Though a shorter exercise, the battle task standards and the volume of injects remained the same. The PTA was challenged to manage predicaments involving legal incidents, child soldiers, religious leader engagement, joint targeting, cyber operations and electronic warfare (EW), and counter an adversary with an extensive information operations capability.

“There was certainly a focus on those things that deal with the local population, dealing with the issues that are going to arise operating in a host nation and having to understand the human geography,” said Gifford. “But we also portrayed the extensive capability the enemy had to conduct cyber ops and EW, whether jamming or conducting cyber type activities against our networks.”

Rutland helped craft the Standard Operating Procedures (SOPs) for the first rotation of the enhanced forward presence battle group in Latvia and said SOPs and doctrine refined over years of operations and exercises allow the battalion command staff to manage the injects while remaining engaged in combat.

“We were able to do many things at the same time, which I think was just a product of the evolution that we’ve gone through as an Army,” he said. “Managing the battle, making sure that fires and effects were coming to the right place, making sure that we could call division assets at the right time, keeping track of where our flanking brigade units were and our own units – it’s harder than it seems. We were able to generate a lot more common operating picture fidelity by the end, which is just a mark of how much people learned during the exercise.”

In the final after-action review, the brigade identified “about 100 points” to be assessed and, in some cases, “war-gamed” before it embarks on Maple Resolve, said Rutland. Those include operating in a degraded communications environment where jamming or network cyber attack are prominent.

But he also wanted to focus on command and control of movement and logistics. If the Army had a certain freedom of movement in counterinsurgency operations – albeit under a constant threat of IEDs – that’s no longer the case. Access to roads can be limited or denied, and bridges and other obstacles can become choke points. “I’m not sure we’re as skilled as we need to be on some of these logistics and administration management things,” he said.
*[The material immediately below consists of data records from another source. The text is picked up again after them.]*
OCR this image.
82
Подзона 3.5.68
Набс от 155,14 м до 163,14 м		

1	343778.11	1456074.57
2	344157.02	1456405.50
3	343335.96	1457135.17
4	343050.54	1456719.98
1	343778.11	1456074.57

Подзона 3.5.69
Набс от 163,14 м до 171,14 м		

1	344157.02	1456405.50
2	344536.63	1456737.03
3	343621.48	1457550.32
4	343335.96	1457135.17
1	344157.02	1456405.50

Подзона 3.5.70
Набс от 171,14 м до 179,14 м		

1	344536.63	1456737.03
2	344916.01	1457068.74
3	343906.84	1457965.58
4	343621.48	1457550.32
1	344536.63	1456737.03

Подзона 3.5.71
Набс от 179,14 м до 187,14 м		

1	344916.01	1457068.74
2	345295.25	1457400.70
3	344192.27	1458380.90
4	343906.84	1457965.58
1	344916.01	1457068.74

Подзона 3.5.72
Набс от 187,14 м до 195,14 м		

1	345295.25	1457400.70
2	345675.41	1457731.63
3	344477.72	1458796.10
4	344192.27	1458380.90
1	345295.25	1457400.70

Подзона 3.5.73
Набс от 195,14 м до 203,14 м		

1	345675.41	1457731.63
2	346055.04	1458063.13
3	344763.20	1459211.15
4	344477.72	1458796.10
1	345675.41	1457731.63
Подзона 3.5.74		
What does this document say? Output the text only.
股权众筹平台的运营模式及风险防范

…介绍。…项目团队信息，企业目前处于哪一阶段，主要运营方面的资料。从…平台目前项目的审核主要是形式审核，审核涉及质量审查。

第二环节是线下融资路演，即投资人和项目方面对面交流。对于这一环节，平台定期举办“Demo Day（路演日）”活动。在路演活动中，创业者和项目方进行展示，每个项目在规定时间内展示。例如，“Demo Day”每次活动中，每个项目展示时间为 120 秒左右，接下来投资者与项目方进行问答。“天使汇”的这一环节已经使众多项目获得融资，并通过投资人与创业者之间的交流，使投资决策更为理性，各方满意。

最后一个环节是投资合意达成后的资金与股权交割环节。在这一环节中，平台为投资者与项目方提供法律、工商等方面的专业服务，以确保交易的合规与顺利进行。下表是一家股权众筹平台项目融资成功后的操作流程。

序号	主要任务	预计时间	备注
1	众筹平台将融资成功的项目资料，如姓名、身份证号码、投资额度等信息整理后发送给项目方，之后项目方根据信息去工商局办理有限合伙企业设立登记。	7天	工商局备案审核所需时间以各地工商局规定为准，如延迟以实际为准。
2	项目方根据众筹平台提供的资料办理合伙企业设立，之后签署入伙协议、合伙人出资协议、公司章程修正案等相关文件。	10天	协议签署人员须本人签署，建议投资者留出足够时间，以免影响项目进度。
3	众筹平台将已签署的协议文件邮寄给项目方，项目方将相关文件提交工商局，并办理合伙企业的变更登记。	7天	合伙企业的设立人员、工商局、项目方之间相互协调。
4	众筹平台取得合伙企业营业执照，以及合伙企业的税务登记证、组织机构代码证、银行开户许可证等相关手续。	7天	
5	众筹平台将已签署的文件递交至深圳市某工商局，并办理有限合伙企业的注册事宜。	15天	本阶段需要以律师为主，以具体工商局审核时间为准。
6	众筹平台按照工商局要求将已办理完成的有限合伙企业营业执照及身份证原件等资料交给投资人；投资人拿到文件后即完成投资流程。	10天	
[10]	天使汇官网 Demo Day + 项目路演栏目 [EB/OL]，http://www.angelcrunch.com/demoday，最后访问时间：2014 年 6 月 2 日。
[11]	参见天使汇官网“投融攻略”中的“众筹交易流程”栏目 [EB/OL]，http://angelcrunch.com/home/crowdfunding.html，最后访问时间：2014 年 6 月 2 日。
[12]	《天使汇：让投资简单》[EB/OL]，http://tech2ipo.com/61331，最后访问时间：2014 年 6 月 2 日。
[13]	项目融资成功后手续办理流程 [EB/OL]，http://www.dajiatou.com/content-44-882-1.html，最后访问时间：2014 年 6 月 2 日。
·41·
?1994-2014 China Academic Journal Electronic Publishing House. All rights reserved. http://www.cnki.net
By shifting to a 12-hour exercise day, UR21 was effectively condensed to the equivalent of three, he noted, and time normally allocated for resupply of fuel, food and ammunition was simulated, creating a hectic pace that “would be unsustainable in a real fight – everyone recognized that in the after-action.” Maple Resolve, a 14-day exercise, “will make up for some of those realism gaps.”

When Unified Resolve concluded on February 6, there were no reported positive COVID tests among the participants at any of the four locations. Rutland credited a general duties platoon in Edmonton with ensuring a successful event, bringing in meals and sanitizing workspaces, washrooms and doorknobs several times a day. “They don’t get enough credit. That was a massive behind the scenes effort. If there had been a COVID outbreak because of food, the exercise would have shut down.”